Regionale aanpak van wachtlijsten jeugdzorg
De basis voor het aanpakken van de wachtlijsten in de jeugdzorg is
het maken van regionale plannen met duidelijke en controleerbare
afspraken. Dat adviseert de Commissie wachtlijsten jeugdzorg (
commissie-Peer) in het rapport 'Het zal je kind maar wezen' dat op 6
september 2001 aangeboden werd aan staatssecretaris Vliegenthart.

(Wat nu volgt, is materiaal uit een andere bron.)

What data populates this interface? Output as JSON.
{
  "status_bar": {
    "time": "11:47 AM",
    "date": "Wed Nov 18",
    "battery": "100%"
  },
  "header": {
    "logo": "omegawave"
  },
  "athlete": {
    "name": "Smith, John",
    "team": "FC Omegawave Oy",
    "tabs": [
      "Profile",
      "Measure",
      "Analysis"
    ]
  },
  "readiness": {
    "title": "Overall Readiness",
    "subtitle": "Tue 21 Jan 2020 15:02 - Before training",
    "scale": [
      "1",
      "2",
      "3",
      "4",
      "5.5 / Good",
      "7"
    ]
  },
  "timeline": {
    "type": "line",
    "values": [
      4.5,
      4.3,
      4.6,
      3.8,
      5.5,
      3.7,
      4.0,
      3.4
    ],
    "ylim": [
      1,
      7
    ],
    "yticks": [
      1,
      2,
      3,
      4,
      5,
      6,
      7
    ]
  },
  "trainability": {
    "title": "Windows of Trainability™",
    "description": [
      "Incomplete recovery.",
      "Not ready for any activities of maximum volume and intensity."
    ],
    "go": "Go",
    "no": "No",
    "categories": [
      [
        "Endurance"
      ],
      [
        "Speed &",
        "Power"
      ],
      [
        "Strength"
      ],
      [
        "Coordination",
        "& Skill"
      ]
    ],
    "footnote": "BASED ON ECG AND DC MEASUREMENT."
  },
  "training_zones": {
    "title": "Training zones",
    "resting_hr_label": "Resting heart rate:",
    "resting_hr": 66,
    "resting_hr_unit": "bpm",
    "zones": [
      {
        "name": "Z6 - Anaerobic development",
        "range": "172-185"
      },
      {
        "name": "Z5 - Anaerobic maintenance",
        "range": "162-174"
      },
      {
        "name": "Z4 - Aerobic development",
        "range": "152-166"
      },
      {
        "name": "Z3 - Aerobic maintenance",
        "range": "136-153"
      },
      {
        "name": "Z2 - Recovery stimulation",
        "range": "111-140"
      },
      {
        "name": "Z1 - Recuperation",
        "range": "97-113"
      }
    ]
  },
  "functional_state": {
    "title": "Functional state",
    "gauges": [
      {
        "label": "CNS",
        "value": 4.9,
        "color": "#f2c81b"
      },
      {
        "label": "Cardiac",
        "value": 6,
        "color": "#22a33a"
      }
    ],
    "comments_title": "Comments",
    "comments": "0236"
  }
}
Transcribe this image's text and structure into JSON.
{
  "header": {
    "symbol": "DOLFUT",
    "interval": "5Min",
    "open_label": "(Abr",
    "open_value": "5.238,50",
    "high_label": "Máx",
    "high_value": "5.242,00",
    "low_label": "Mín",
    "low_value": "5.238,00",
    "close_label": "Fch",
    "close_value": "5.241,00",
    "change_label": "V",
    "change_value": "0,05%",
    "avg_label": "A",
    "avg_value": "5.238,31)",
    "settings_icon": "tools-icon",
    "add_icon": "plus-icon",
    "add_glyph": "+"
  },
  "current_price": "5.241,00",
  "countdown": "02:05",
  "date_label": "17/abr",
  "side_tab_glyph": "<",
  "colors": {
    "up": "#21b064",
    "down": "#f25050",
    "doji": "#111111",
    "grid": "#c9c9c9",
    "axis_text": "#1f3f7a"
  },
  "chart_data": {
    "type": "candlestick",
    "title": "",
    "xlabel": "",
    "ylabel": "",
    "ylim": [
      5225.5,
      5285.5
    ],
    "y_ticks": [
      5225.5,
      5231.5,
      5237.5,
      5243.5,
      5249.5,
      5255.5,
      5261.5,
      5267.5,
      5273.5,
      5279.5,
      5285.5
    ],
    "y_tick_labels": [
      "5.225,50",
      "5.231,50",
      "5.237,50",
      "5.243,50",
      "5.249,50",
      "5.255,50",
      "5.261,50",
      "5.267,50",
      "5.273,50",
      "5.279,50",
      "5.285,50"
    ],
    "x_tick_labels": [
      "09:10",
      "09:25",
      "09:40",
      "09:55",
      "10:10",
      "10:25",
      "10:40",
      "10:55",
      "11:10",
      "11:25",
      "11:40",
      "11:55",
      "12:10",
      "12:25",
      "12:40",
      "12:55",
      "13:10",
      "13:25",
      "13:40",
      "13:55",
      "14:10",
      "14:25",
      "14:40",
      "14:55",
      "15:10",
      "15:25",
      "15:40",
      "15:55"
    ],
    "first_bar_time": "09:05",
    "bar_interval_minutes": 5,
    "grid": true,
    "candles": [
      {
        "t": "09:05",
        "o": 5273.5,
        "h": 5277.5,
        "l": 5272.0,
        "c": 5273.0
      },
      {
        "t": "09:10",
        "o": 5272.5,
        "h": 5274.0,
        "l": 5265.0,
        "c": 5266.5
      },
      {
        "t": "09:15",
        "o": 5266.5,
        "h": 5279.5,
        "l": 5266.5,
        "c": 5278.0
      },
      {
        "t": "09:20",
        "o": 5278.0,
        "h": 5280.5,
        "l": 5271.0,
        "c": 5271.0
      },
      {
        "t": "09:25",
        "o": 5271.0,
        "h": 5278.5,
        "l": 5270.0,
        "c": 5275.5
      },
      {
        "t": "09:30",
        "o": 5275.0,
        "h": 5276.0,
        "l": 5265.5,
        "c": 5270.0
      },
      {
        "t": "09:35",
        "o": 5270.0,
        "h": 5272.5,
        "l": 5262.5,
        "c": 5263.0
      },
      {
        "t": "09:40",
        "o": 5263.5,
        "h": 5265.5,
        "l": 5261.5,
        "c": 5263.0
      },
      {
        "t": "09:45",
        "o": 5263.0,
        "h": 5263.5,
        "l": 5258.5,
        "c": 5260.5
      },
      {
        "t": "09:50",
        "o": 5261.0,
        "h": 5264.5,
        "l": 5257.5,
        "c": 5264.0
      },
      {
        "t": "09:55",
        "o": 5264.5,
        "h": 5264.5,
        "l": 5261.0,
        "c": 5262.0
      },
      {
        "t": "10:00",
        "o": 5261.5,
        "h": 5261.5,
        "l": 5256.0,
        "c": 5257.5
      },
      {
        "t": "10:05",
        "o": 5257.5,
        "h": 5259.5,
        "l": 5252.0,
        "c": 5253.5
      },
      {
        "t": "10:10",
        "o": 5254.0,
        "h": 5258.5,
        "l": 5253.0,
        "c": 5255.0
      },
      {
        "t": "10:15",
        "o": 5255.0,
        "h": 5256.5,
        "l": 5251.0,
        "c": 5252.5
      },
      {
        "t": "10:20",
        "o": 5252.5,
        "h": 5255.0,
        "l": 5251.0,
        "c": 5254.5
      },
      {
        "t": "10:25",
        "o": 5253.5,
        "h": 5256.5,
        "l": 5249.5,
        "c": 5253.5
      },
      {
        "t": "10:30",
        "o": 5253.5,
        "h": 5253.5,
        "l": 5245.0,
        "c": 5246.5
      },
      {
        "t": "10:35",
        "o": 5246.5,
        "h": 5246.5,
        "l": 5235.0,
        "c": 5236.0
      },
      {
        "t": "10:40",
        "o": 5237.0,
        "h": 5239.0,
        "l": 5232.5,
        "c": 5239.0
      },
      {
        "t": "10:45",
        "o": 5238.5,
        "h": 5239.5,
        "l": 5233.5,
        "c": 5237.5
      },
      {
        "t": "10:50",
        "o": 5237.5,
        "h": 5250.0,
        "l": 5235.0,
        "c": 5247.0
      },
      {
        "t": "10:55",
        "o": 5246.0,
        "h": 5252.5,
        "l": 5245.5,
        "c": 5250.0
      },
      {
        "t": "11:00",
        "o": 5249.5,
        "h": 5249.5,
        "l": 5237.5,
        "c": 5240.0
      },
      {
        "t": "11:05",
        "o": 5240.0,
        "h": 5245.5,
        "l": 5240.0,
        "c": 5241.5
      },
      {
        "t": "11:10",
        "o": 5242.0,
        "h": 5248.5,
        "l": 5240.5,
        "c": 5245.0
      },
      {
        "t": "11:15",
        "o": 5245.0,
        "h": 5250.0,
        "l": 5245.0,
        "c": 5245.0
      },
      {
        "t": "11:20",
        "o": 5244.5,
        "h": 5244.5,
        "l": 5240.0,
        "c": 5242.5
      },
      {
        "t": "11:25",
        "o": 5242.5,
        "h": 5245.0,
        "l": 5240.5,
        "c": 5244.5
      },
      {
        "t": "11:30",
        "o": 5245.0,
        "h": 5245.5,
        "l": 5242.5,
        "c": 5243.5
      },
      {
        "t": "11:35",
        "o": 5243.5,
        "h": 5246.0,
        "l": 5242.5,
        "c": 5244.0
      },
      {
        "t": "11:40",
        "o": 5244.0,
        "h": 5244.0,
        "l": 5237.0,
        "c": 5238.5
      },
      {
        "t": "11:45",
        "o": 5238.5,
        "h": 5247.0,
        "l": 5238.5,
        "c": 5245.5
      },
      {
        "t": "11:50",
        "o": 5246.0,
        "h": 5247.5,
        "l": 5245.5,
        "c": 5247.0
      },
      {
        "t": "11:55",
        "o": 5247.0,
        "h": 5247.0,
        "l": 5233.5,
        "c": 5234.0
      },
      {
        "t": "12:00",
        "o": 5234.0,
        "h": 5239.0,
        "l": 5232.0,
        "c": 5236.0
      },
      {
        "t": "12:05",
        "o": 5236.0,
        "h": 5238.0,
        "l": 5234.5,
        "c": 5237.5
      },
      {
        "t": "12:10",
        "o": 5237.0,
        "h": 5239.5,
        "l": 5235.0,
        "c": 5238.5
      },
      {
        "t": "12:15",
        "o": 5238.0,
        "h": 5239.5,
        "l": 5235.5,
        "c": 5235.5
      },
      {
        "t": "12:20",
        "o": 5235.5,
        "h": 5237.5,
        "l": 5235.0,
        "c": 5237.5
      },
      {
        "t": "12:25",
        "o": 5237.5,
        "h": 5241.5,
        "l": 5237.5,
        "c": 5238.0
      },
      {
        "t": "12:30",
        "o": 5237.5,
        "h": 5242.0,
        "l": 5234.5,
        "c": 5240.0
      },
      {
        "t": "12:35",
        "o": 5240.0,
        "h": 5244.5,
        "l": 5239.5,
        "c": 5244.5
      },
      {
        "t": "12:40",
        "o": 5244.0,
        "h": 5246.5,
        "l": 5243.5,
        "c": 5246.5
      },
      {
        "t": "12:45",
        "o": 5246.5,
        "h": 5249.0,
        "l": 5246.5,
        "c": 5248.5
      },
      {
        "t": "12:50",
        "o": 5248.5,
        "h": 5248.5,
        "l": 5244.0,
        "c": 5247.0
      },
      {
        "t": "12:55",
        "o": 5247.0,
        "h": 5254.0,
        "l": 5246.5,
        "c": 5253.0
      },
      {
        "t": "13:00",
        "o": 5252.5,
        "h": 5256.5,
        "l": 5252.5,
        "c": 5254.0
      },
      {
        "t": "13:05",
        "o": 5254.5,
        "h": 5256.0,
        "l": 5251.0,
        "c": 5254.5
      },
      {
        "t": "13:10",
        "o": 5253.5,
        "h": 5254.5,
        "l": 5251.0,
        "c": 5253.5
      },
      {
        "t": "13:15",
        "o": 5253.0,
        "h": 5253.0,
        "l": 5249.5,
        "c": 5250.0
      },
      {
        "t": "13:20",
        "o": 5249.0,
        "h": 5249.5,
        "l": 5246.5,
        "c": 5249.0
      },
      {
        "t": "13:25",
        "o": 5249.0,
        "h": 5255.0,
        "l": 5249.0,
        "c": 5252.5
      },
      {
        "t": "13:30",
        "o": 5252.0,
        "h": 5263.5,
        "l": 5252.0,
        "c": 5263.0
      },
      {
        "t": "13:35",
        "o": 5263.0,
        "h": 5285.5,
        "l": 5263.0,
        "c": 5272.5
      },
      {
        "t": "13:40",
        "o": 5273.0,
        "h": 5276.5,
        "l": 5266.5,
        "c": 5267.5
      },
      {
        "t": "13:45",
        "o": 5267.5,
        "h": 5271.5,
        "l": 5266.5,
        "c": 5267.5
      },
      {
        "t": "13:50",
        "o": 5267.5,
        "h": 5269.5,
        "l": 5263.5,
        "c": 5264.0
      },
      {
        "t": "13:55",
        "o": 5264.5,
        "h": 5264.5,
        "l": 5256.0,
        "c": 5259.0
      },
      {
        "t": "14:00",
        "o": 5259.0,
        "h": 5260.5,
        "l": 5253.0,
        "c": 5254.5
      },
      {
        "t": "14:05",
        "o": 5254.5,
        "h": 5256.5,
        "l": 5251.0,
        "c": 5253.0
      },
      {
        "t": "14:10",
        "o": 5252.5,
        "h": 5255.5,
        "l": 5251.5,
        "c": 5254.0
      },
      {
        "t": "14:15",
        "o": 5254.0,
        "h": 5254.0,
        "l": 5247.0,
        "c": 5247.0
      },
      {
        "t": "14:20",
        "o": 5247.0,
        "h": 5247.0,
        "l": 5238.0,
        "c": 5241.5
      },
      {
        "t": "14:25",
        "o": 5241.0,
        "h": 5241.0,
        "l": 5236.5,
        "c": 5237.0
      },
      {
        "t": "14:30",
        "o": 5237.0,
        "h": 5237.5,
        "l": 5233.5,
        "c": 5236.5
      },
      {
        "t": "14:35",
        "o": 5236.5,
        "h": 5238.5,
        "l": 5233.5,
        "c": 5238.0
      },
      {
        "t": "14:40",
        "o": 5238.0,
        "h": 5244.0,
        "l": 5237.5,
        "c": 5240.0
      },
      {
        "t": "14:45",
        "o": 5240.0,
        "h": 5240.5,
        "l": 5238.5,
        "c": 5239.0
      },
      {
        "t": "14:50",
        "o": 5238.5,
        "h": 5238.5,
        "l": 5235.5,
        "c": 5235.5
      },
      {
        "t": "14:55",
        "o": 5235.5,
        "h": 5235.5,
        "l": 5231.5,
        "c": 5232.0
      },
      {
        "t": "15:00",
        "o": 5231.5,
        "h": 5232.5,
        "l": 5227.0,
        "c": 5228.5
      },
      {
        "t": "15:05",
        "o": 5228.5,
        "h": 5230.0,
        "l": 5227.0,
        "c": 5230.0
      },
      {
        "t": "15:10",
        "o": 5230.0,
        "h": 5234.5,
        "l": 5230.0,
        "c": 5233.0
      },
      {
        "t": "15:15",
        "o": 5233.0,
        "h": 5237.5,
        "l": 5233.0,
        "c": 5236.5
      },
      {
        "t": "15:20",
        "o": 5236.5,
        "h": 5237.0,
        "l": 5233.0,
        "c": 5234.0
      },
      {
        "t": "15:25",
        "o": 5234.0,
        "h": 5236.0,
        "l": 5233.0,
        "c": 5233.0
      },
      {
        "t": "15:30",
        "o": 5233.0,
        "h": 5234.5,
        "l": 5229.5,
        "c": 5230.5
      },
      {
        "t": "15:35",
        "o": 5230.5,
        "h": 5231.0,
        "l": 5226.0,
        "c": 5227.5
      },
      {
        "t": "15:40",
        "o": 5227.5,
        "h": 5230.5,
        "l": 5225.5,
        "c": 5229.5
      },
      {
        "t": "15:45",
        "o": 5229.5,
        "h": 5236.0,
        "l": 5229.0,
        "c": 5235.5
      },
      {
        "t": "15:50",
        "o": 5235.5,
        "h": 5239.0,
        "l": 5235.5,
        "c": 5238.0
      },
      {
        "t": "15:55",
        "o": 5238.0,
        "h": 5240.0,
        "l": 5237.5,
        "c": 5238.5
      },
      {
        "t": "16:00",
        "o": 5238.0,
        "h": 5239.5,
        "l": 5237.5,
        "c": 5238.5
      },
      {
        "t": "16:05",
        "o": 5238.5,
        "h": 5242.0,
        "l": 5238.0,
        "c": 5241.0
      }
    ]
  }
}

Grote wachtlijsten bij de Bureaus Jeugdzorg (4000 jongeren) en Advies- en Meldpunten Kindermishandeling (2000 meldingen) hebben tot gevolg dat veel jongeren lang moeten wachten op hulp. Deze hulpinstanties hebben te weinig menskracht om aan de stijgende hulpvraag te voldoen.
In de regio's zijn onacceptabele wachtlijsten voor ambulante hulp,
daghulp en landelijk werkende internaten, vindt de commissie. Dit
leidt tot ernstige gevolgen voor jongeren. Op korte termijn is er 64
miljoen gulden nodig, waarvan 30 miljoen al beschikbaar is gesteld
door het kabinet.
De commissie beveelt aan dat elke regio een duidelijk plan opstelt om
de wachtlijsten te verkorten. Daarin moet staan welke jongeren het
eerst geholpen worden en hoe het extra geld besteed wordt. Een
landelijke taskforce moet deze plannen beoordelen en de voortgang
bewaken.
De commissie aanpak wachtlijsten jeugdzorg bestond uit dhr. E.F.L.
Peer (voorzitter), mw A.G.M. van de Vondervoort en dhr. G.J. Schutte.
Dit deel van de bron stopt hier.